Une fois les aides déduites, la question devient celle du solde : sur le cas type à Vercheny, le reste à charge d'un ménage très modeste ressort à 6 000 € après aide ANAH et prise en charge de l'accompagnement. Étalé sur quinze ans en éco-prêt à taux zéro, cela représente de l'ordre de 35 € par mois, à comparer aux 1 700 € d'économie annuelle attendue sur la facture d'énergie.
Reste la question du taux applicable : pour « Ma Prime Logement Décent bailleur à Vercheny », un ménage très modeste mobilise jusqu'à 32 000 €, un ménage modeste 24 000 €, un ménage intermédiaire 18 000 € et un ménage aux revenus supérieurs 4 000 € sur l'assiette de 40 000 € HT. À deux classes gagnées, l'assiette redescend à 30 000 € HT et les montants suivent dans la même proportion.

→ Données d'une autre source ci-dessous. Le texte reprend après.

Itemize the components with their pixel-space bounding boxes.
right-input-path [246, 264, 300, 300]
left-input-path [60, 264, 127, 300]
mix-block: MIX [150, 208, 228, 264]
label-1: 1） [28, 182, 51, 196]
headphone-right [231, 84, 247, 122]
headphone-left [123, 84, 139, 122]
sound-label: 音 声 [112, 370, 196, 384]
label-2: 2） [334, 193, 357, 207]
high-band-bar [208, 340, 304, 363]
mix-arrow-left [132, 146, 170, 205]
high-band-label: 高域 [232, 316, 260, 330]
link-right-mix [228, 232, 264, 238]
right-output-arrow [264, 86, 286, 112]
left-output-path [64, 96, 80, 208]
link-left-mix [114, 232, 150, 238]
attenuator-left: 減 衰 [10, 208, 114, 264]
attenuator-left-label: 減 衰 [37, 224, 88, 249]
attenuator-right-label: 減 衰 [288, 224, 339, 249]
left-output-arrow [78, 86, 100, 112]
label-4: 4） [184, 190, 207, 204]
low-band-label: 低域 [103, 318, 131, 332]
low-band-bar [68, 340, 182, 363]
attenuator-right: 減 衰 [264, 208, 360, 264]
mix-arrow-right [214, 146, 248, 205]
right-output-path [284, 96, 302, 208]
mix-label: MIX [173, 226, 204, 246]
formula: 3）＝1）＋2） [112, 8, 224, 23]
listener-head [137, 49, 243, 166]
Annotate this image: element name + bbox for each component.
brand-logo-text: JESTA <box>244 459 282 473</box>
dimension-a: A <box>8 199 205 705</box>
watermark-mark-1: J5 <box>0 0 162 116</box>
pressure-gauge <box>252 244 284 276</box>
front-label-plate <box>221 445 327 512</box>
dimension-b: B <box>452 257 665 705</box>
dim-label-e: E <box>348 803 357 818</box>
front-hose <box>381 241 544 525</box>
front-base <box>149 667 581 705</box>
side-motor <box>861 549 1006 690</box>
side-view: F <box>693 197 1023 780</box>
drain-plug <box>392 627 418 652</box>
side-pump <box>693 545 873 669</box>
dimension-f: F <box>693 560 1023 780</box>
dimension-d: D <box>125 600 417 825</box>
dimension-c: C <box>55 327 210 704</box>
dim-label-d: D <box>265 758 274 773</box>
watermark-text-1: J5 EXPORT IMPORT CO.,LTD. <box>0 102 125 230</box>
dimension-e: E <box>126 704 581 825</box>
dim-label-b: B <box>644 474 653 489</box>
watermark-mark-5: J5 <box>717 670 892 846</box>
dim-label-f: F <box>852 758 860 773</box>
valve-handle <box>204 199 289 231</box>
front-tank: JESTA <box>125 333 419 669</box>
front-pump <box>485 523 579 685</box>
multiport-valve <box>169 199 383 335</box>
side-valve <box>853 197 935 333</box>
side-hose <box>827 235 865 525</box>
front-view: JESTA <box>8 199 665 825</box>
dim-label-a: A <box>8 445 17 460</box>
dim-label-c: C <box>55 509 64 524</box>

Le climat entre dans le calcul réglementaire : la zone H1c applicable à Vercheny correspond à une base de 250 kWh/m²/an. Plus cette base est élevée, plus la remise à niveau d'un logement mis en location rentabilise vite son surcoût, à performance identique.
Solde du dossier à Vercheny : la pièce déterminante est le constat de décence après travaux. Sans elle, aucun versement, alors même que l'aide en jeu atteint 32 000 € au taux le plus favorable sur une assiette de 40 000 € HT.
Rapporté au plan de financement, le logement loué représente de l'ordre de 5611 % du montant plafonné retenu à Vercheny. Un ménage très modeste voit donc ce seul poste couvert à hauteur de 32 000 € par MaPrimeRénov' Parcours accompagné, un ménage intermédiaire à hauteur de 18 000 €.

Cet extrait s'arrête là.